The actual tx that is sent to the ledger is tx_{transfer}:=(n_1,cm_1,cm_2,\pi)

assuming that n_1 does not already appear as part of a previous transfer transaction and the proof is valid, the receiving user can redeem the underlying currency from the backing pool or transfer it again.

the following applies:

  • User anonymity is achieved because the proof \pi is zero-knowledge: while n has revealed, no information about r is, and finding which commitment in CMLIST corresponds to a particular transfer transaction is equivalent to inverting f(x):=COMM_x(y) which considered infeasible.
  • The sending user cannot spend or track the new coin c_2 since he cannot calculate the serial number n_2, doing so required knowledge of users u_2 secret key since n_2=PRF_{sk_2}(\rho_2)

improvements:

  • CMLIST should be changed to a Markle tree, which will allow for practical proof for a much bigger list of commitment.
  • Support notes with arbitrary value v. Refer to the complete Zerocash construction for more info.
  • Support transfer of the secret values of the newly created coin c_2=(pk_2,\rho_2,r_2,cm_2) via the blockchain.
  • Many others, suggestions are welcome, especially how to make it even more minimal.

For more information about various proof systems:

More Information about various constructions:

  • Zcash sapling - the new and improved construction of Zcash
  • Miximus - an Ethereum mixer based on zkSnarks.
  • Semaphore - an anonymous voting system construction.
  • Roll up - Ethereum scalability solution with zkSnarks
  • Coda protocol - a project that uses recursive composition of zk-SNARKs to compress the whole blockchain down to the size of a few tweets.
  • Please suggest more.

A curated list of zero-knowledge resources:


#2

Very interesting intro post, worth reading and going through the references.
I also think there are some interesting extensions that are worth expanding.

As you mentioned in the post, CMLIST becoming some kind of (efficient) accumulator, such as a merkle tree would reduce the proving time / circuit size drastically. One reason is that a simple list would imply going through every single entry for the fixed sized list for each proof.

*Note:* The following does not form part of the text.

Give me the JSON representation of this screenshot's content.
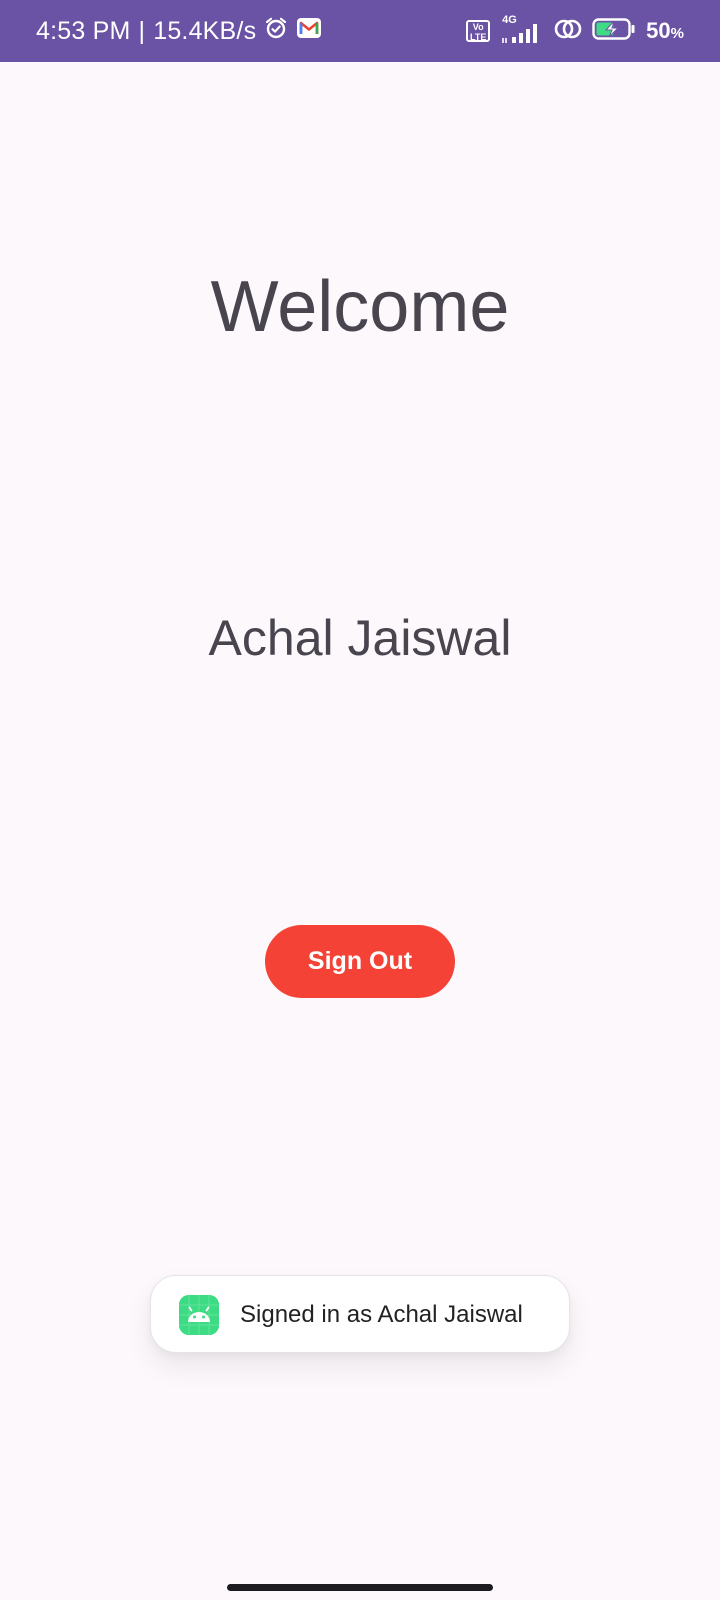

Another interesting extension can be to have revocation mechanisms, say if a regulator figures that you have laundered money, how could your coins be “revoked”. Maybe it is a far fetched use-case, at least for a minimal design.

Indeed, I do agree with the idea of finding a minimal design for a privacy coin. It is along the line of thinking of the standards effort (see the applications track proceeding).

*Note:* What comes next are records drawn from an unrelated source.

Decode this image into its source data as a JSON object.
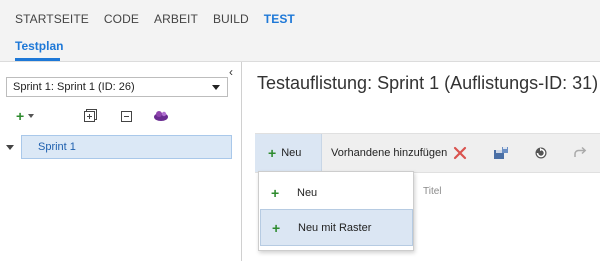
{
  "nav": {
    "tabs": [
      {
        "label": "STARTSEITE"
      },
      {
        "label": "CODE"
      },
      {
        "label": "ARBEIT"
      },
      {
        "label": "BUILD"
      },
      {
        "label": "TEST"
      }
    ],
    "active_tab": "TEST",
    "subtab": "Testplan"
  },
  "left_panel": {
    "collapse_icon": "chevron-left-icon",
    "sprint_select": {
      "value": "Sprint 1: Sprint 1 (ID: 26)"
    },
    "toolbar_icons": [
      "add-icon",
      "expand-all-icon",
      "collapse-all-icon",
      "suite-options-icon"
    ],
    "tree": [
      {
        "label": "Sprint 1",
        "expanded": true,
        "selected": true
      }
    ]
  },
  "content": {
    "title": "Testauflistung: Sprint 1 (Auflistungs-ID: 31)",
    "toolbar": {
      "new_label": "Neu",
      "existing_label": "Vorhandene hinzufügen",
      "icons": [
        "delete-icon",
        "save-icon",
        "refresh-icon",
        "redo-icon"
      ]
    },
    "column_header": "Titel",
    "dropdown": {
      "items": [
        {
          "label": "Neu"
        },
        {
          "label": "Neu mit Raster",
          "highlighted": true
        }
      ]
    }
  },
  "colors": {
    "accent": "#1e78d7",
    "green_plus": "#2e8b2e",
    "delete_red": "#d9534f",
    "selection_bg": "#dbe8f6"
  }
}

I wonder how minimal it could get, assuming that one needs at least the three assurances of:

  • Some existing coin was sent to me
  • I did not create new money
  • I did not reuse the coin

And I also wonder how a different framework may affect the minimalist design of such protocol.
Anyone know if there is any work that implements such privacy protocols in the balance-based accounts model?


#3

As for minimal construction, I think that this construction could be a good fit for a non-fungible token/coin.
I intend to describe how to extend it to support plain / hidden token_id.

As for a fully fungible system, as far as I know, the minimal construction is the full Zerocash construction. This makes me a bit uncomfortable since it is quite complex construction and I am in a search for a simpler variant / maybe something entirely different.